The document accompanies a formal proposal for a Council Directive on administrative cooperation in the field of taxation (recast). It identifies the current DAC framework (DAC1–DAC9) as fragmented, creating legal uncertainty and disproportionate compliance costs, especially from low-value reporting under DAC4, DAC6, DAC7 and DAC9. The preferred package includes: excluding all companies within the scope of the Pillar 2 Directive from DAC6 reporting; removing category A hallmarks; issuing guidance on the Main Benefit Test; raising the DAC7 monetary threshold to EUR 3,000 and removing the activity threshold; introducing a single notification obligation for DAC4 and DAC9 with a harmonised deadline and central filing; creating a centralised TIN verification system (compulsory for Member States, voluntary for reporting entities); removing life insurance products from DAC1 and requiring automatic exchange on the remaining six categories.

The estimated costs for the EU-level TIN system are EUR 1.0–1.8 million one-off and EUR 1.8–2.4 million per year recurrent. At national level, costs are estimated at EUR 15–25 million one-off and EUR 4.5–12 million per year recurrent. The recast also includes a review clause requiring evaluation every five years under Article 27 of the DAC.

Policy orientations and trade-offs The recast balances simplification and burden reduction against the need for effective tax transparency. Excluding Pillar 2 companies from DAC6 and raising DAC7 thresholds reduces compliance costs for businesses, particularly SMEs and intermediaries, but may reduce the volume of information exchanged, potentially limiting tax authorities' ability to detect aggressive tax planning.
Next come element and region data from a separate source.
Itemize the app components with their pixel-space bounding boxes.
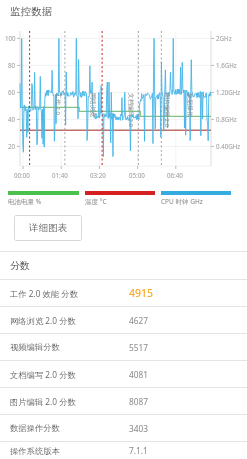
staticText: 80 <box>8 61 16 69</box>
button[interactable]: 数据操作分数 <box>0 415 247 441</box>
staticText: 0.40GHz <box>216 142 241 150</box>
staticText: 分数 <box>10 259 30 272</box>
staticText: 电池电量 % <box>8 197 42 206</box>
staticText: 网络浏览 <box>89 93 97 117</box>
staticText: 4627 <box>129 315 148 326</box>
button[interactable]: 视频编辑分数 <box>0 334 247 360</box>
button[interactable]: 网络浏览 2.0 分数 <box>0 307 247 333</box>
staticText: 100 <box>5 34 16 42</box>
staticText: 视频编辑分数 <box>10 342 60 352</box>
staticText: 60 <box>8 88 16 96</box>
staticText: CPU 时钟 GHz <box>161 197 203 206</box>
button[interactable]: 详细图表 <box>14 215 82 241</box>
staticText: 40 <box>8 115 16 123</box>
staticText: 4915 <box>129 286 154 300</box>
staticText: 8087 <box>129 396 148 407</box>
staticText: 20 <box>8 142 16 150</box>
staticText: 05:00 <box>129 171 145 179</box>
button[interactable]: 文档编写 2.0 分数 <box>0 361 247 387</box>
staticText: 0.8GHz <box>216 115 237 123</box>
staticText: 00:00 <box>14 171 30 179</box>
button[interactable]: 图片编辑 2.0 分数 <box>0 388 247 414</box>
staticText: 5517 <box>129 342 148 353</box>
button[interactable]: 操作系统版本 <box>0 442 247 459</box>
staticText: 7.1.1 <box>129 445 148 456</box>
staticText: 1.6GHz <box>216 61 237 69</box>
staticText: 4081 <box>129 369 148 380</box>
staticText: 01:40 <box>52 171 68 179</box>
staticText: 06:40 <box>167 171 183 179</box>
staticText: 数据操作分数 <box>10 423 60 433</box>
staticText: 2GHz <box>216 34 232 42</box>
staticText: 文档编写 2.0 <box>127 93 135 128</box>
staticText: 数据操作 <box>186 93 194 117</box>
staticText: 图片编辑 2.0 <box>163 93 171 128</box>
staticText: 温度 °C <box>85 197 107 206</box>
staticText: 工作 2.0 <box>54 93 62 116</box>
staticText: 图片编辑 2.0 分数 <box>10 396 76 407</box>
staticText: 操作系统版本 <box>10 446 60 456</box>
button[interactable]: 工作 2.0 效能 分数 <box>0 280 247 306</box>
staticText: 1.20GHz <box>216 88 241 96</box>
staticText: 文档编写 2.0 分数 <box>10 369 76 380</box>
staticText: 详细图表 <box>29 222 67 234</box>
staticText: 3403 <box>129 423 148 434</box>
staticText: 监控数据 <box>10 5 52 18</box>
staticText: 03:20 <box>90 171 106 179</box>
staticText: 网络浏览 2.0 分数 <box>10 315 76 326</box>
staticText: 工作 2.0 效能 分数 <box>10 288 78 299</box>
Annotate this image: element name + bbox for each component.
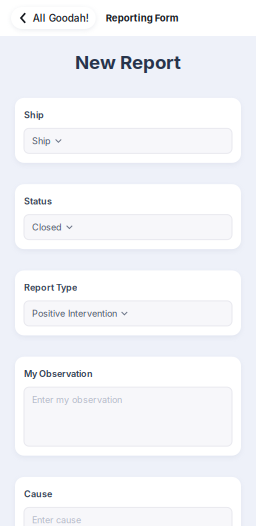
staticText: Enter my observation <box>32 394 122 405</box>
staticText: Reporting Form <box>106 12 179 24</box>
staticText: Positive Intervention <box>32 308 117 319</box>
staticText: New Report <box>75 51 181 74</box>
button[interactable]: Closed <box>24 215 232 240</box>
staticText: Enter cause <box>32 514 81 525</box>
button[interactable]: All Goodah! <box>11 7 96 29</box>
staticText: Report Type <box>24 282 77 293</box>
staticText: Cause <box>24 488 52 500</box>
staticText: All Goodah! <box>33 12 89 24</box>
staticText: Status <box>24 196 52 207</box>
button[interactable]: Positive Intervention <box>24 301 232 326</box>
staticText: Ship <box>32 135 51 146</box>
button[interactable]: Enter my observation <box>24 387 232 446</box>
button[interactable]: Ship <box>24 128 232 153</box>
staticText: Ship <box>24 109 44 120</box>
staticText: My Observation <box>24 368 93 379</box>
staticText: Closed <box>32 222 62 233</box>
button[interactable]: Enter cause <box>24 507 232 526</box>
The centralised TIN verification system improves data quality and reduces errors, but imposes upfront investment costs on Member States and voluntary costs on reporting entities. Removing life insurance products from automatic exchange reduces administrative burden for insurers and tax administrations, but narrows the scope of information exchanged.

Impact on stakeholders - Businesses and intermediaries: Moderate positive impact from reduced reporting obligations (DAC6 exclusions, higher DAC7 threshold, single notification). Compliance cost savings are expected, especially for multinational groups and digital platform operators. - Tax administrations: Mixed impact. Reduced processing of low-value reports frees resources, but national authorities must invest in the TIN system (EUR 15–25 million one-off) and adapt to new procedures. - EU taxpayers: Indirect positive impact from more efficient tax administration and reduced costs passed on by businesses, but potential negative impact if reduced reporting leads to lower tax compliance enforcement. - EU institutions: The Commission and Council gain a streamlined legal framework with a five-year review cycle, but must monitor implementation and ensure Member States comply with new obligations.

Institutional follow-up The proposal now passes to the Council for negotiation and adoption. The European Parliament will be consulted. Member States are expected to scrutinise the cost estimates and the scope of simplifications, particularly the DAC6 exclusions and the mandatory nature of the TIN system. The recast is part of a broader EU effort to modernise tax administration and reduce regulatory burdens, aligning with the Commission's competitiveness agenda.